Les révélations massives de Facebook et de Cambridge Analytica continuent de fournir des nouvelles choquantes concernant votre vie privée. Mais au cours de ce cycle d'actualités dominé par Facebook, le gouvernement américain s'est faufilé dans une législation qui viole de manière drastique la vie privée dans le monde entier.

Le CLOUD Act élimine toute protection des données à l'étranger, permettant aux agences gouvernementales de choisir d'où elles prennent vos données. Cela modifie également fondamentalement la manière dont la police accède aux données détenues par des entreprises privées, comme Facebook, Google, etc.

Alors, qu'est-ce que le CLOUD Act et comment détruit-il votre vie privée ?

Le CLOUD Act expliqué

Le CLOUD Act a été adopté sans tambour ni trompette alors que les législateurs l'ont ajouté à la fin du projet de loi de dépenses gouvernementales incontournable de 1,3 billion de dollars. L'ajouter à la fin d'un autre énorme projet de loi a empêché le CLOUD Act de faire l'objet d'un débat sérieux, ce qui signifie qu'un nombre considérable de citoyens n'en ont même jamais entendu parler, et encore moins comprennent comment il modifie radicalement la confidentialité des données.

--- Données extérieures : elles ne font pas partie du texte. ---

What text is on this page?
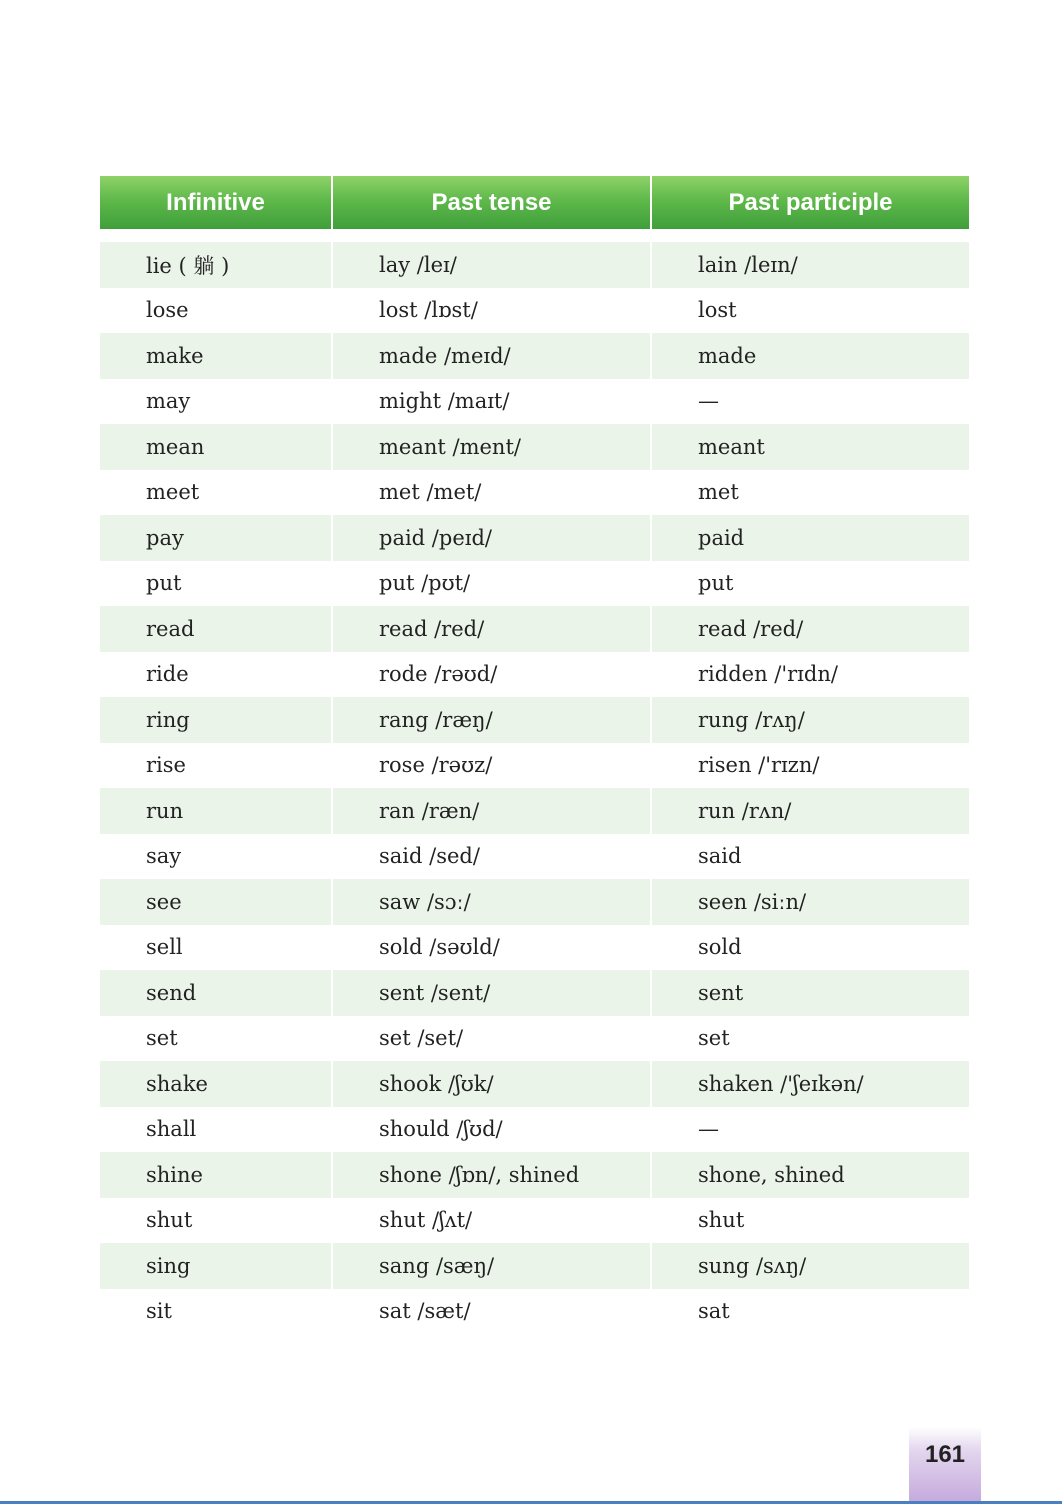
Infinitive	Past tense	Past participle
lie ( 躺 )	lay /leɪ/	lain /leɪn/
lose	lost /lɒst/	lost
make	made /meɪd/	made
may	might /maɪt/	—
mean	meant /ment/	meant
meet	met /met/	met
pay	paid /peɪd/	paid
put	put /pʊt/	put
read	read /red/	read /red/
ride	rode /rəʊd/	ridden /'rɪdn/
ring	rang /ræŋ/	rung /rʌŋ/
rise	rose /rəʊz/	risen /'rɪzn/
run	ran /ræn/	run /rʌn/
say	said /sed/	said
see	saw /sɔː/	seen /siːn/
sell	sold /səʊld/	sold
send	sent /sent/	sent
set	set /set/	set
shake	shook /ʃʊk/	shaken /'ʃeɪkən/
shall	should /ʃʊd/	—
shine	shone /ʃɒn/, shined	shone, shined
shut	shut /ʃʌt/	shut
sing	sang /sæŋ/	sung /sʌŋ/
sit	sat /sæt/	sat
161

Le Clarifying Overseas Use of Data (CLOUD) Act est une série de lois permettant aux forces de l'ordre américaines d'accéder aux données stockées à l'étranger et vice versa. Il s'agit d'une mise à jour de l'Electronic Communications Privacy Act (ECPA), adoptée en 1986. Le gouvernement et de nombreuses entreprises technologiques estiment que ces lois sont mal adaptées aux communications numériques modernes. Et l'ECPA l'était probablement, étant donné qu'en 1986, il y avait entre 2 000 et 30 000 systèmes connectés au précurseur Internet ARPANET.

Alors, pourquoi un changement aussi radical de la législation passerait-il sous le radar ? Voici quelques faits et informations clés pour vous.

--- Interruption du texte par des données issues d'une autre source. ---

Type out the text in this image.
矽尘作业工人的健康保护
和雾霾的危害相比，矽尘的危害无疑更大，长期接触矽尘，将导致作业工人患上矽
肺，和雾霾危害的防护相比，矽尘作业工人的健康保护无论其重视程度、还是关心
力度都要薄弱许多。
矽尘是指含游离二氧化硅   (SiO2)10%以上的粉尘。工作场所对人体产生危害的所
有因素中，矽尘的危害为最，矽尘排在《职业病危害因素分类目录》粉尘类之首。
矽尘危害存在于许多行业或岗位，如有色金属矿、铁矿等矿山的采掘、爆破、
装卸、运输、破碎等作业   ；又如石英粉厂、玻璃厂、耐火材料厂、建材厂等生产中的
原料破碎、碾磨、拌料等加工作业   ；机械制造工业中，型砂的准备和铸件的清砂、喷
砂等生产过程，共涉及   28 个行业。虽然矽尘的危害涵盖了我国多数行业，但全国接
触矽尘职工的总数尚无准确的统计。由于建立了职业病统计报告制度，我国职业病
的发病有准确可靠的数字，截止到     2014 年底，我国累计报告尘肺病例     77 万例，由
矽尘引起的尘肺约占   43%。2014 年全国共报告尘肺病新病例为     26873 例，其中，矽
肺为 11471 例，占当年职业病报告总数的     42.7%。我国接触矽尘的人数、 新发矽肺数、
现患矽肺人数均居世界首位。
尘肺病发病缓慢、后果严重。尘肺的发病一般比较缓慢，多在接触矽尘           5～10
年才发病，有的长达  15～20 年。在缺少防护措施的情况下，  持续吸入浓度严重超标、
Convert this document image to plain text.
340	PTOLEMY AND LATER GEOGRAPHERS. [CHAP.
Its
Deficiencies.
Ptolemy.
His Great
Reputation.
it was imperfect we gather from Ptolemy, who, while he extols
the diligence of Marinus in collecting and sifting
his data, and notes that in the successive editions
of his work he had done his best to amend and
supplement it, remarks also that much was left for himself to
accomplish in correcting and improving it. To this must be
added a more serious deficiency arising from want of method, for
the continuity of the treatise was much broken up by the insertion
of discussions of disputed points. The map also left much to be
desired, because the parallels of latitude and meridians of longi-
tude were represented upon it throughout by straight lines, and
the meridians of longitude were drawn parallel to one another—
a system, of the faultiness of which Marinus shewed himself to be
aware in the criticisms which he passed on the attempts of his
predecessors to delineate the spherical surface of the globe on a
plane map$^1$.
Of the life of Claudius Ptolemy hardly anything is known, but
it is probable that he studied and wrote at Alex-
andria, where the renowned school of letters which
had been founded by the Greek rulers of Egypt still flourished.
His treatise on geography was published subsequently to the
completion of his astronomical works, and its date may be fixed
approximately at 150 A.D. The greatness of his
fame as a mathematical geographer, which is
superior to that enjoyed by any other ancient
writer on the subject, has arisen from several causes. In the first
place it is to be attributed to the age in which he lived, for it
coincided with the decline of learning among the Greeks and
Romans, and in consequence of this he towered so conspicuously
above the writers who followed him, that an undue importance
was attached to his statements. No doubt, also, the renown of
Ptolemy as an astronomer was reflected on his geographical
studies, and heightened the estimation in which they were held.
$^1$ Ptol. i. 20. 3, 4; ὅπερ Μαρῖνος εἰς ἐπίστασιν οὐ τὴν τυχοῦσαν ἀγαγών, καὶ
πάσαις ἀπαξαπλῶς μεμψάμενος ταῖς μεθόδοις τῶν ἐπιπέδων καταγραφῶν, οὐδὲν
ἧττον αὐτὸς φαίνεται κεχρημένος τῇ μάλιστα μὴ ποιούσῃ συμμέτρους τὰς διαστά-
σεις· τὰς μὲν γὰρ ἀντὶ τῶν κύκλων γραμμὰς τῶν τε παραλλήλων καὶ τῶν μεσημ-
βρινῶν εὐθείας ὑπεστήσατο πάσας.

1. Il supprime la protection des données outre-mer

Les forces de l'ordre peuvent demander vos données, quel que soit leur emplacement de stockage. Les hébergeurs ne peuvent pas non plus refuser de fournir vos données sur cette base.

"Un fournisseur de service de communication électronique ou de service informatique à distance doit se conformer [...] indépendamment du fait que cette communication, cet enregistrement ou toute autre information se trouve à l'intérieur ou à l'extérieur des États-Unis."

Jusqu'à la semaine dernière, les demandes de données nécessitaient un traité d'entraide judiciaire (MLAT) avec un autre gouvernement. Le MLAT définit le partage de données entre les deux pays, y compris les types de données et le contexte d'une demande. Les MLAT doivent passer par le Sénat avec l'approbation des deux tiers.

Le CLOUD Act change cela, permettant au gouvernement d'établir des relations "exécutives" avec d'autres pays qui contournent la législation MLAT existante. Le résultat est que n'importe quelle agence peut demander à n'importe quelle entreprise technologique de transmettre les données des utilisateurs, quel que soit leur emplacement.

En 2013, le département américain de la Justice a délivré un mandat à Microsoft, leur demandant de remettre les données d'un client soupçonné d'activité illégale. Le client, cependant, était irlandais, vivant en Irlande, et ses données étaient stockées sur un serveur situé en... vous l'avez deviné, en Irlande. Microsoft a porté l'affaire jusqu'à la Cour suprême, arguant que le mandat du DOJ était excessif, car son client n'était pas citoyen américain.

Le CLOUD Act contourne toute cette situation, permettant au DOJ de demander les données, obligeant Microsoft à se conformer. En fait, le DOJ a demandé à la Cour Suprême de "réfuter" l'affaire, citant l'introduction de la nouvelle loi.

2. Cela fonctionne dans les deux sens

Tout comme le CLOUD Act permet aux forces de l'ordre américaines de collecter des données étrangères, il permet aux forces de police étrangères de faire de même. En fait, cela brouille encore plus les cartes (compte tenu de la vaste collecte de données dans le cadre de divers programmes d'agences gouvernementales).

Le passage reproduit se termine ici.